- The Washington Times - Friday, March 18, 2022

While Russia is fighting a war in Ukraine with tanks and missiles, it is engaged in another war, one fought with words, with the U.S.

The back and forth between the two countries began earlier this week when President Biden labeled Russian President Vladimir Putin “a war criminal.”

Moscow fired back on Friday by raising questions about Mr. Biden’s cognitive abilities.

Both sides have escalated their rhetoric, underscoring how the clash between the U.S. and Russia has become a personal rivalry.

“It is not common during a war for presidents to talk like this,” said Robert Rowland, who teaches presidential rhetoric at the University of Kansas. “Usually presidents try to avoid personalizing an issue to make sure he or she was giving the other foreign leader an off-ramp.”

By describing Mr. Putin as a “war criminal,” Mr. Biden’s comments marked a shift in the rhetoric. He previously condemned Russia’s invasion of Ukraine but stopped short of saying whether Mr. Putin had committed war crimes.

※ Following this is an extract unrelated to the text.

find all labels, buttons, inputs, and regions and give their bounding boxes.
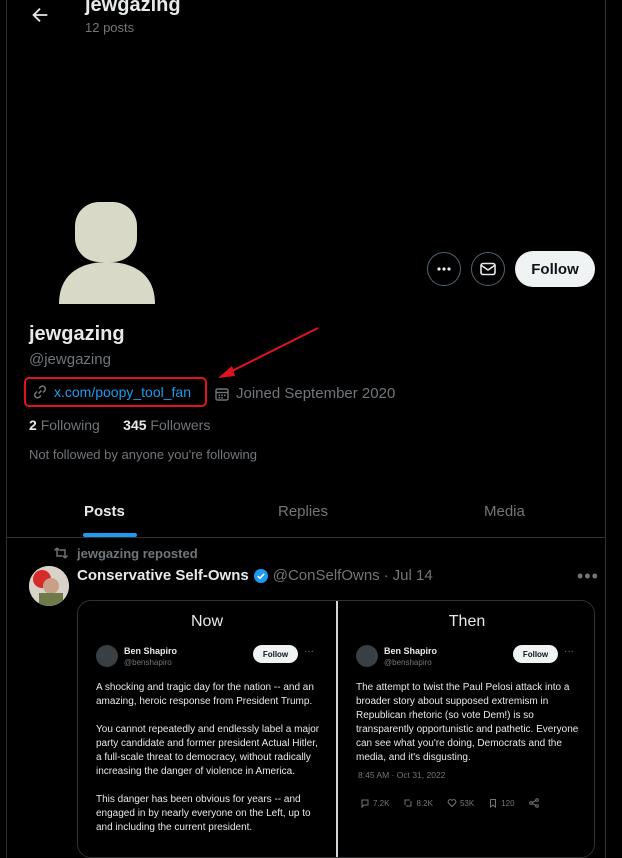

Mr. Biden doubled down on his comments the next day, calling Mr. Putin a “murderous dictator” and a “pure thug.”

“You have Ireland and Great Britain … standing together against a murderous dictator, a pure thug who is waging an immoral war against the people of Ukraine,” he said at a St. Patrick’s Day event at the Capitol.

The comments signal the administration’s new strategy of characterizing Mr. Putin as a brazen killer who should face a trial for war crimes.

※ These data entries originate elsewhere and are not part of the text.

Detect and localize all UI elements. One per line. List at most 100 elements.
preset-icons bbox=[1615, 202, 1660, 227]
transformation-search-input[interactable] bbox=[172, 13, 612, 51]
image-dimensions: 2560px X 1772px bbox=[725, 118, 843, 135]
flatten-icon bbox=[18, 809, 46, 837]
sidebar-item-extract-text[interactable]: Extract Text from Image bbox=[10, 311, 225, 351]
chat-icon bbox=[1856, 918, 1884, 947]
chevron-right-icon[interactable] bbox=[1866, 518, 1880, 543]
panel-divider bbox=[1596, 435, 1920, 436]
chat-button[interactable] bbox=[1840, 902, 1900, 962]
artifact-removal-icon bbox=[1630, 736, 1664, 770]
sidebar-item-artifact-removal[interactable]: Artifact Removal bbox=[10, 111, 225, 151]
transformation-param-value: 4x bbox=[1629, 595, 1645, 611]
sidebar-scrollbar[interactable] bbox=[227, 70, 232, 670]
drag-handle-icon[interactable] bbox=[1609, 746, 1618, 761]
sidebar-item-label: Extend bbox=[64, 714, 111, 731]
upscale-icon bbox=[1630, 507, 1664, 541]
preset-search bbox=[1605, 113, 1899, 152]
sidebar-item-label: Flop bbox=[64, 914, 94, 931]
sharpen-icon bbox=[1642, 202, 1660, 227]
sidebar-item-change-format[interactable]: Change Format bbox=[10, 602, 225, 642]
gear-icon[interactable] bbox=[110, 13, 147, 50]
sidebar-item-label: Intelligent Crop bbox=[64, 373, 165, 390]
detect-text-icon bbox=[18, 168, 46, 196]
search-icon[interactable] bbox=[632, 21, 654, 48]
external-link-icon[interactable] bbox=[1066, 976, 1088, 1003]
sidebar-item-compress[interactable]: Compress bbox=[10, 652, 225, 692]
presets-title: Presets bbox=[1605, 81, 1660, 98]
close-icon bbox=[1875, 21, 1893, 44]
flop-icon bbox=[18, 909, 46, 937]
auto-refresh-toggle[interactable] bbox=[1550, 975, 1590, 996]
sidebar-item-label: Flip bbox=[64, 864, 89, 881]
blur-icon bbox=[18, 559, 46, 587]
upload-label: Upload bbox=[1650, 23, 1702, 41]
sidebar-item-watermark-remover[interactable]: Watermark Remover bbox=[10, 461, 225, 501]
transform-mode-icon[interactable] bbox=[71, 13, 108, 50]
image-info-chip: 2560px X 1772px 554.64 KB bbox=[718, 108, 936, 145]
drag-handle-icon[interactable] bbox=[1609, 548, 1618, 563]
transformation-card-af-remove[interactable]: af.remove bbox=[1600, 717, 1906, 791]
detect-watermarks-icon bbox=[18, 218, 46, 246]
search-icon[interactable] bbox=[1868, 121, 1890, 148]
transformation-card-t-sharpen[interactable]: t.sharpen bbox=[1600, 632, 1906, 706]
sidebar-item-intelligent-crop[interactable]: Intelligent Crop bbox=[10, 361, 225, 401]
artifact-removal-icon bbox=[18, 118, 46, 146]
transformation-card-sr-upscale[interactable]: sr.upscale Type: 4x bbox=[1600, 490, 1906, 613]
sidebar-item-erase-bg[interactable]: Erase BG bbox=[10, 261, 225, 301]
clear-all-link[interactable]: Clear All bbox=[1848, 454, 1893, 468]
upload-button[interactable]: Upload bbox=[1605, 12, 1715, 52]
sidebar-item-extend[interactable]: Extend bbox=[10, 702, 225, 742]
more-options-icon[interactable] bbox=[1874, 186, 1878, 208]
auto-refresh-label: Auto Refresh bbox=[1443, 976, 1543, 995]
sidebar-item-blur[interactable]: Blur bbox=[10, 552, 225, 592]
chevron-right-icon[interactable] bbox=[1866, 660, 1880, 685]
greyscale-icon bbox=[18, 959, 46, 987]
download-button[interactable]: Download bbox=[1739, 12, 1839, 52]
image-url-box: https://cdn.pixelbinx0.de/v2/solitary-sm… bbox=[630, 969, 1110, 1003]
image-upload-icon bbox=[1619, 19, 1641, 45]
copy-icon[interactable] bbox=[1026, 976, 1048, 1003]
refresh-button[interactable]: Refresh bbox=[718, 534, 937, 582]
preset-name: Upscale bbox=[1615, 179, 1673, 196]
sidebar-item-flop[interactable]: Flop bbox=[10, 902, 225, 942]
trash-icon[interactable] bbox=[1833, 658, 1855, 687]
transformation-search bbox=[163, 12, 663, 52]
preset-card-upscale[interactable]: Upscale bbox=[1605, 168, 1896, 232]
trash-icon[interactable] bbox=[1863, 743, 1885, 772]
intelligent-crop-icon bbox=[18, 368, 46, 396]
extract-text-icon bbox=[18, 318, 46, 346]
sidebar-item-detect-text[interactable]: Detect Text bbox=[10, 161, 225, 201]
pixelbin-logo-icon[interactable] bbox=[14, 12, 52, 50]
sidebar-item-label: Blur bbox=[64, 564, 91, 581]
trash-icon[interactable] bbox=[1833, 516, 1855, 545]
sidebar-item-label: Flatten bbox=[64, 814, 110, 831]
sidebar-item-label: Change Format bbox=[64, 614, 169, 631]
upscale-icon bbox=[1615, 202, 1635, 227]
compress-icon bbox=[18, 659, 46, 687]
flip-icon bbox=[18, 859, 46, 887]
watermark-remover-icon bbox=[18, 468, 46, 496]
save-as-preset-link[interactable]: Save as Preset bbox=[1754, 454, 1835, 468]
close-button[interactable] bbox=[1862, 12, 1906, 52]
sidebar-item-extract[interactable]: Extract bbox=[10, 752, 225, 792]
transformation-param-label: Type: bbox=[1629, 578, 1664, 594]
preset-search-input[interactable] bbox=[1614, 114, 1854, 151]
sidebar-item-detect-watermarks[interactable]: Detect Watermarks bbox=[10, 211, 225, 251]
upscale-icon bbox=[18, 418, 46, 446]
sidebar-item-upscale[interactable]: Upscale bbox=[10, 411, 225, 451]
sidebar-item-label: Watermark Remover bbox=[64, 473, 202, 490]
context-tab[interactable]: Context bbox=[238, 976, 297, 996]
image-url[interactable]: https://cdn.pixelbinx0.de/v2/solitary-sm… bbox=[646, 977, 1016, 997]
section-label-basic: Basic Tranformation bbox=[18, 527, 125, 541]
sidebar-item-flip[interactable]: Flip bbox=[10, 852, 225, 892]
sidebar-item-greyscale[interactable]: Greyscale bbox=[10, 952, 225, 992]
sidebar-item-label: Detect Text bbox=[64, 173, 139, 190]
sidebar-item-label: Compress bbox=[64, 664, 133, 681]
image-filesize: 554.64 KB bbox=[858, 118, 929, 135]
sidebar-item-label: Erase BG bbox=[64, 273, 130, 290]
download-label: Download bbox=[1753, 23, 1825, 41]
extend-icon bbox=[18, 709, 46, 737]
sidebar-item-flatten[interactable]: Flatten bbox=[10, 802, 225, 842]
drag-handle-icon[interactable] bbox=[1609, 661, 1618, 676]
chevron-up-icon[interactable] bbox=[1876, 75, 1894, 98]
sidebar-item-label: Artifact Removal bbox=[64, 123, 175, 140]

Others in the administration have begun echoing Mr. Biden’s tough talk against Mr. Putin. Secretary of State Antony Blinken also called the Russian president a “war criminal,” while White House press secretary Jen Psaki called him a “brutal dictator.”

Mr. Rowland said the barbed words won’t help reduce tensions with Russia, but given how fractured the relationship is between the two nations, it’s not going to inflame them either.

“I’m not sure what option Biden has given what Putin is doing,” he said. “There are so many blatant attacks on civilians in Ukraine, how do you not call that out?”

Mr. Rowland compared Mr. Biden’s comments to former President Reagan’s remarks at his first press conference in 1981. Responding to a reporter’s question, Mr. Reagan denounced the Soviet Union as liars and thieves.

“It was shocking at the time that Reagan said that, but what he was saying was the truth and he thought it was important to say that,” he said.

The Kremlin hasn’t been holding back either. Kremlin spokesperson Dimitry Peskov offered a heated response to Mr. Biden’s remarks.

On Wednesday, Mr. Peskov said the U.S. had no right to call out Russia, pointing to its invasions of Iraq and Afghanistan.

Mr. Peskov said Mr. Biden’s comments were “unacceptable and unforgivable rhetoric on the part of the head of a state whose bombs have killed hundreds of thousands of people around the world.”

On Friday, Mr. Peskov got more personal. Speaking with reporters, he referenced Mr. Biden’s frequent gaffes at public events.

“Given Mr. Biden’s irritability, his fatigue and sometimes forgetfulness … which ultimately leads to aggressive statements, we probably will not give any sharp assessments so as not to cause more aggression,” Mr. Peskov said.